Coming back down the hill, plunging knee-deep through the snow, I stopped. There was the print of a bird’s wings. From their angle and size, I guessed it was a barn owl. I looked across the pasture and saw a squirrel’s track, which ended at the wing-print — no sign of a struggle, just an abrupt vanishing. Going up the hill, I had walked past these marks without even noticing them.
A week later, all the snow had melted, which left me thinking about a question of ephemerality. That wing-print was a solid fact, the remains of a bone-jarring collision between two animals. One life ended there, and another was extended, but the only trace is in my mind. If I had come down the hill in the fog of thought that surrounded me while I was doing the chores, I would never have seen the print of those powerful wings and they would have left no mark in me.

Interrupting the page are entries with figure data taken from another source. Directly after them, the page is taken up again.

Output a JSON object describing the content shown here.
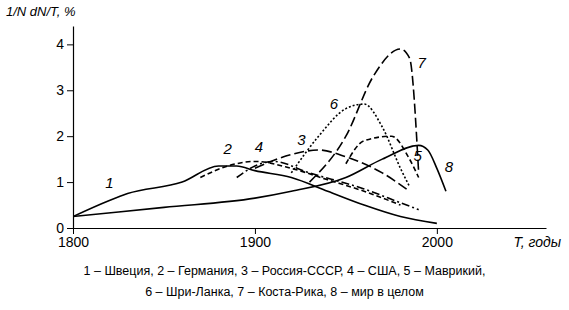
{
  "chart_data": {
    "type": "line",
    "y_label": "1/N dN/T, %",
    "x_label": "T, годы",
    "caption": [
      "1 – Швеция, 2 – Германия, 3 – Россия-СССР, 4 – США, 5 – Маврикий,",
      "6 – Шри-Ланка, 7 – Коста-Рика, 8 – мир в целом"
    ],
    "xlim": [
      1800,
      2060
    ],
    "xticks": [
      1800,
      1900,
      2000
    ],
    "ylim": [
      0,
      4.4
    ],
    "yticks": [
      0,
      1,
      2,
      3,
      4
    ],
    "grid": false,
    "color": "#000000",
    "series": [
      {
        "name": "1",
        "line_style": "solid",
        "x": [
          1800,
          1820,
          1830,
          1860,
          1880,
          1890,
          1900,
          1920,
          1940,
          1960,
          1980,
          2000
        ],
        "values": [
          0.25,
          0.6,
          0.75,
          1.0,
          1.35,
          1.35,
          1.25,
          1.1,
          0.8,
          0.5,
          0.25,
          0.1
        ]
      },
      {
        "name": "2",
        "line_style": "dashed",
        "x": [
          1870,
          1885,
          1900,
          1920,
          1940,
          1960,
          1980
        ],
        "values": [
          1.1,
          1.35,
          1.45,
          1.3,
          1.05,
          0.8,
          0.5
        ]
      },
      {
        "name": "3",
        "line_style": "longdash",
        "x": [
          1900,
          1920,
          1935,
          1950,
          1970,
          1985
        ],
        "values": [
          1.3,
          1.6,
          1.7,
          1.55,
          1.2,
          0.8
        ]
      },
      {
        "name": "4",
        "line_style": "dashdot",
        "x": [
          1890,
          1900,
          1910,
          1930,
          1960,
          1980,
          1990
        ],
        "values": [
          1.1,
          1.35,
          1.45,
          1.2,
          0.85,
          0.55,
          0.4
        ]
      },
      {
        "name": "5",
        "line_style": "dashed",
        "x": [
          1950,
          1960,
          1975,
          1985,
          1990
        ],
        "values": [
          1.4,
          1.9,
          2.0,
          1.5,
          1.1
        ]
      },
      {
        "name": "6",
        "line_style": "dotted",
        "x": [
          1920,
          1935,
          1950,
          1960,
          1970,
          1980,
          1985
        ],
        "values": [
          1.2,
          2.0,
          2.6,
          2.7,
          2.2,
          1.3,
          0.9
        ]
      },
      {
        "name": "7",
        "line_style": "longdash",
        "x": [
          1930,
          1950,
          1965,
          1980,
          1985,
          1990
        ],
        "values": [
          1.0,
          2.0,
          3.3,
          3.9,
          3.7,
          1.2
        ]
      },
      {
        "name": "8",
        "line_style": "solid",
        "x": [
          1800,
          1850,
          1900,
          1920,
          1950,
          1970,
          1990,
          1995,
          2000,
          2005
        ],
        "values": [
          0.25,
          0.45,
          0.65,
          0.8,
          1.1,
          1.5,
          1.8,
          1.7,
          1.3,
          0.8
        ]
      }
    ]
  }
}
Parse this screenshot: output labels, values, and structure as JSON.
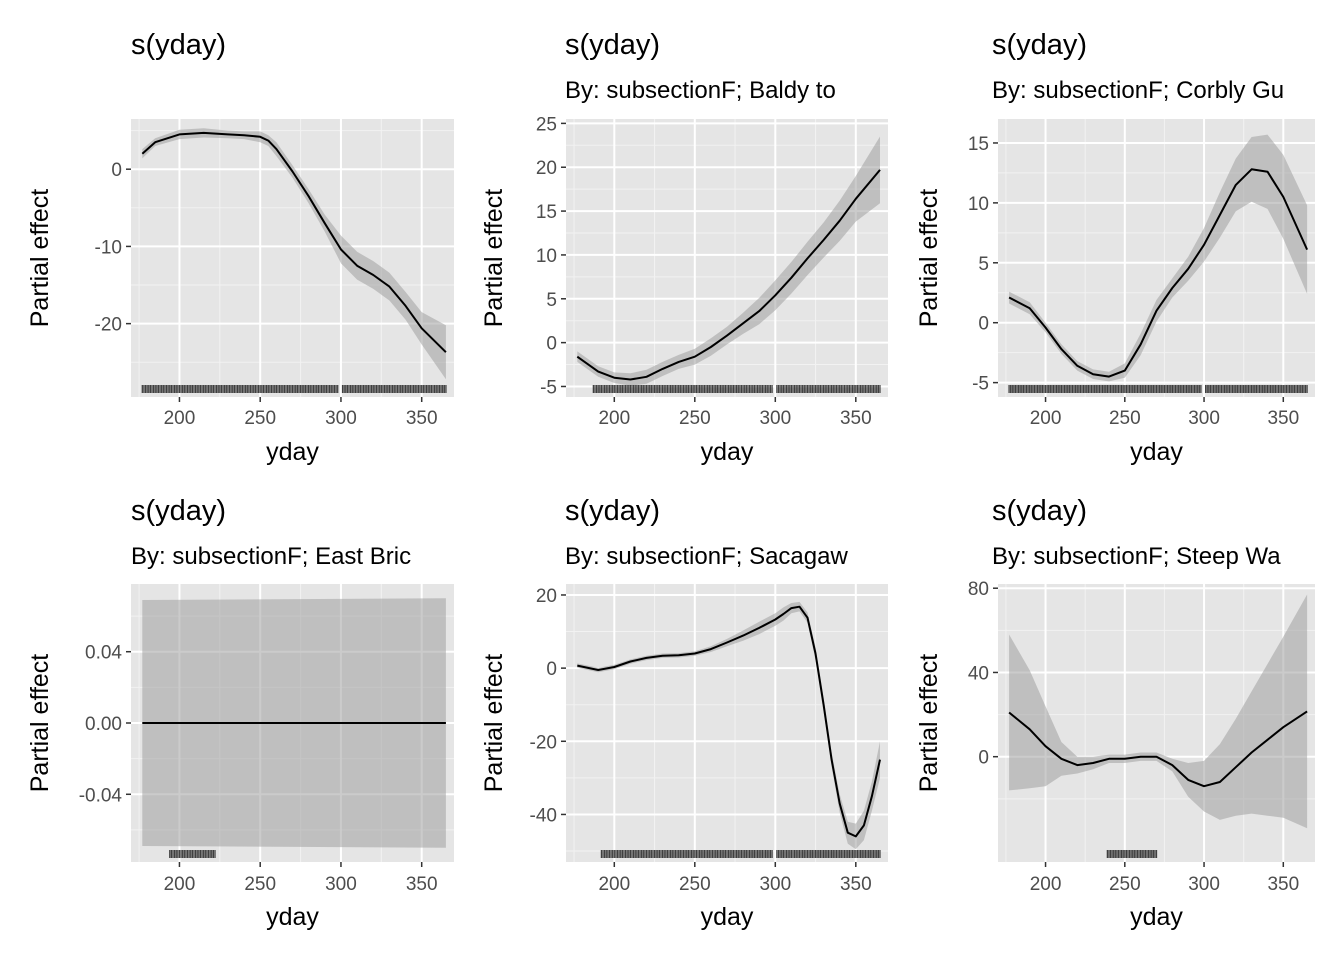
{
  "chart_data": [
    {
      "type": "line",
      "title": "s(yday)",
      "subtitle": "",
      "xlabel": "yday",
      "ylabel": "Partial effect",
      "xlim": [
        170,
        370
      ],
      "ylim": [
        -29.5,
        6.5
      ],
      "xticks": [
        200,
        250,
        300,
        350
      ],
      "yticks": [
        0,
        -10,
        -20
      ],
      "ytick_labels": [
        "0",
        "-10",
        "-20"
      ],
      "grid": true,
      "x": [
        177,
        185,
        200,
        215,
        230,
        240,
        250,
        255,
        260,
        270,
        280,
        290,
        300,
        310,
        320,
        330,
        340,
        350,
        365
      ],
      "y": [
        2,
        3.5,
        4.5,
        4.7,
        4.5,
        4.4,
        4.2,
        3.7,
        2.6,
        -0.3,
        -3.5,
        -7,
        -10.4,
        -12.5,
        -13.7,
        -15.2,
        -17.7,
        -20.6,
        -23.7
      ],
      "ci_upper": [
        2.6,
        4,
        5.1,
        5.3,
        5,
        4.9,
        4.9,
        4.4,
        3.5,
        0.5,
        -2.6,
        -5.9,
        -8.6,
        -10.7,
        -11.9,
        -13.4,
        -15.9,
        -18.5,
        -20.2
      ],
      "ci_lower": [
        1.4,
        3,
        3.9,
        4.1,
        4,
        3.9,
        3.5,
        3,
        1.7,
        -1.1,
        -4.4,
        -8.1,
        -12.2,
        -14.3,
        -15.5,
        -17,
        -19.5,
        -22.7,
        -27.2
      ],
      "rug": [
        [
          177,
          298
        ],
        [
          301,
          365
        ]
      ]
    },
    {
      "type": "line",
      "title": "s(yday)",
      "subtitle": "By: subsectionF; Baldy to",
      "xlabel": "yday",
      "ylabel": "Partial effect",
      "xlim": [
        170,
        370
      ],
      "ylim": [
        -6.2,
        25.5
      ],
      "xticks": [
        200,
        250,
        300,
        350
      ],
      "yticks": [
        25,
        20,
        15,
        10,
        5,
        0,
        -5
      ],
      "ytick_labels": [
        "25",
        "20",
        "15",
        "10",
        "5",
        "0",
        "-5"
      ],
      "grid": true,
      "x": [
        177,
        190,
        200,
        210,
        220,
        230,
        240,
        250,
        260,
        270,
        280,
        290,
        300,
        310,
        320,
        330,
        340,
        350,
        365
      ],
      "y": [
        -1.6,
        -3.3,
        -4,
        -4.2,
        -3.9,
        -3,
        -2.2,
        -1.6,
        -0.5,
        0.8,
        2.2,
        3.6,
        5.4,
        7.4,
        9.6,
        11.7,
        13.9,
        16.4,
        19.7
      ],
      "ci_upper": [
        -1,
        -2.7,
        -3.4,
        -3.5,
        -3.1,
        -2.2,
        -1.4,
        -0.7,
        0.5,
        1.8,
        3.4,
        5.1,
        7.1,
        9.2,
        11.5,
        13.7,
        16.2,
        19,
        23.5
      ],
      "ci_lower": [
        -2.2,
        -3.9,
        -4.6,
        -4.9,
        -4.7,
        -3.8,
        -3,
        -2.5,
        -1.5,
        -0.2,
        1,
        2.1,
        3.7,
        5.6,
        7.7,
        9.7,
        11.6,
        13.8,
        15.9
      ],
      "rug": [
        [
          187,
          298
        ],
        [
          301,
          365
        ]
      ]
    },
    {
      "type": "line",
      "title": "s(yday)",
      "subtitle": "By: subsectionF; Corbly Gu",
      "xlabel": "yday",
      "ylabel": "Partial effect",
      "xlim": [
        170,
        370
      ],
      "ylim": [
        -6.2,
        17
      ],
      "xticks": [
        200,
        250,
        300,
        350
      ],
      "yticks": [
        15,
        10,
        5,
        0,
        -5
      ],
      "ytick_labels": [
        "15",
        "10",
        "5",
        "0",
        "-5"
      ],
      "grid": true,
      "x": [
        177,
        190,
        200,
        210,
        220,
        230,
        240,
        250,
        260,
        270,
        280,
        290,
        300,
        310,
        320,
        330,
        340,
        350,
        365
      ],
      "y": [
        2.1,
        1.2,
        -0.4,
        -2.2,
        -3.6,
        -4.3,
        -4.5,
        -4,
        -1.8,
        1,
        2.9,
        4.5,
        6.5,
        9,
        11.5,
        12.8,
        12.6,
        10.5,
        6.1
      ],
      "ci_upper": [
        2.6,
        1.7,
        0,
        -1.8,
        -3.2,
        -3.9,
        -4.1,
        -3.4,
        -0.9,
        1.9,
        3.7,
        5.5,
        7.9,
        10.9,
        13.7,
        15.5,
        15.7,
        14,
        9.8
      ],
      "ci_lower": [
        1.6,
        0.7,
        -0.8,
        -2.6,
        -4,
        -4.7,
        -4.9,
        -4.6,
        -2.7,
        0.1,
        2.1,
        3.5,
        5.1,
        7.1,
        9.3,
        10.1,
        9.5,
        7,
        2.4
      ],
      "rug": [
        [
          177,
          298
        ],
        [
          301,
          365
        ]
      ]
    },
    {
      "type": "line",
      "title": "s(yday)",
      "subtitle": "By: subsectionF; East Bric",
      "xlabel": "yday",
      "ylabel": "Partial effect",
      "xlim": [
        170,
        370
      ],
      "ylim": [
        -0.078,
        0.078
      ],
      "xticks": [
        200,
        250,
        300,
        350
      ],
      "yticks": [
        0.04,
        0,
        -0.04
      ],
      "ytick_labels": [
        "0.04",
        "0.00",
        "-0.04"
      ],
      "grid": true,
      "x": [
        177,
        365
      ],
      "y": [
        0,
        0
      ],
      "ci_upper": [
        0.069,
        0.07
      ],
      "ci_lower": [
        -0.069,
        -0.07
      ],
      "rug": [
        [
          194,
          222
        ]
      ]
    },
    {
      "type": "line",
      "title": "s(yday)",
      "subtitle": "By: subsectionF; Sacagaw",
      "xlabel": "yday",
      "ylabel": "Partial effect",
      "xlim": [
        170,
        370
      ],
      "ylim": [
        -53,
        23
      ],
      "xticks": [
        200,
        250,
        300,
        350
      ],
      "yticks": [
        20,
        0,
        -20,
        -40
      ],
      "ytick_labels": [
        "20",
        "0",
        "-20",
        "-40"
      ],
      "grid": true,
      "x": [
        177,
        190,
        200,
        210,
        220,
        230,
        240,
        250,
        260,
        270,
        280,
        290,
        300,
        305,
        310,
        315,
        320,
        325,
        330,
        335,
        340,
        345,
        350,
        355,
        360,
        365
      ],
      "y": [
        0.7,
        -0.5,
        0.3,
        1.8,
        2.8,
        3.4,
        3.5,
        4,
        5.2,
        7,
        8.9,
        11,
        13.3,
        14.8,
        16.4,
        16.8,
        13.8,
        4,
        -10,
        -25,
        -37,
        -45,
        -46,
        -43,
        -35,
        -25
      ],
      "ci_upper": [
        1.3,
        0.1,
        0.9,
        2.4,
        3.4,
        4,
        4.1,
        4.6,
        6,
        8,
        10.3,
        12.7,
        15,
        16.6,
        17.8,
        18.1,
        15.2,
        5.8,
        -8,
        -23,
        -34.5,
        -42,
        -42.5,
        -39,
        -31,
        -20
      ],
      "ci_lower": [
        0.1,
        -1.1,
        -0.3,
        1.2,
        2.2,
        2.8,
        2.9,
        3.4,
        4.4,
        6,
        7.5,
        9.3,
        11.6,
        13,
        15,
        15.5,
        12.4,
        2.2,
        -12,
        -27,
        -39.5,
        -48,
        -49.5,
        -47,
        -39,
        -30
      ],
      "rug": [
        [
          192,
          298
        ],
        [
          301,
          365
        ]
      ]
    },
    {
      "type": "line",
      "title": "s(yday)",
      "subtitle": "By: subsectionF; Steep Wa",
      "xlabel": "yday",
      "ylabel": "Partial effect",
      "xlim": [
        170,
        370
      ],
      "ylim": [
        -50,
        82
      ],
      "xticks": [
        200,
        250,
        300,
        350
      ],
      "yticks": [
        80,
        40,
        0
      ],
      "ytick_labels": [
        "80",
        "40",
        "0"
      ],
      "grid": true,
      "x": [
        177,
        190,
        200,
        210,
        220,
        230,
        240,
        250,
        260,
        270,
        280,
        290,
        300,
        310,
        320,
        330,
        340,
        350,
        365
      ],
      "y": [
        21,
        13,
        5,
        -1,
        -4,
        -3,
        -1,
        -1,
        0,
        0,
        -4,
        -11,
        -14,
        -12,
        -5,
        2,
        8,
        14,
        21.5
      ],
      "ci_upper": [
        58,
        41,
        24,
        7,
        0,
        0,
        1,
        1,
        2,
        2,
        -1,
        -3,
        -2,
        6,
        18,
        31,
        44,
        57,
        77
      ],
      "ci_lower": [
        -16,
        -15,
        -14,
        -9,
        -8,
        -6,
        -3,
        -3,
        -2,
        -2,
        -7,
        -19,
        -26,
        -30,
        -28,
        -27,
        -28,
        -29,
        -34
      ],
      "rug": [
        [
          239,
          270
        ]
      ]
    }
  ]
}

I have grown used to the idea that nearly everything around me in nature happens unobserved and unrecorded. A snowy winter sometimes retains a transcript, but even those are rare. The bills of animal mortality are almost completely invisible otherwise. Who thrives, who dies, there is no accounting at all, only the fact of thriving and dying.
That wing-print allowed me to glimpse the uncompromising discipline of nature. But it will stand in my mind as the model of an almost perfect ephemerality, a vision of life itself. The snow has melted away, taking with it the squirrel’s track and the arc of those wings and my own track up the hill and the burnished spots where the horses rolled in the snow.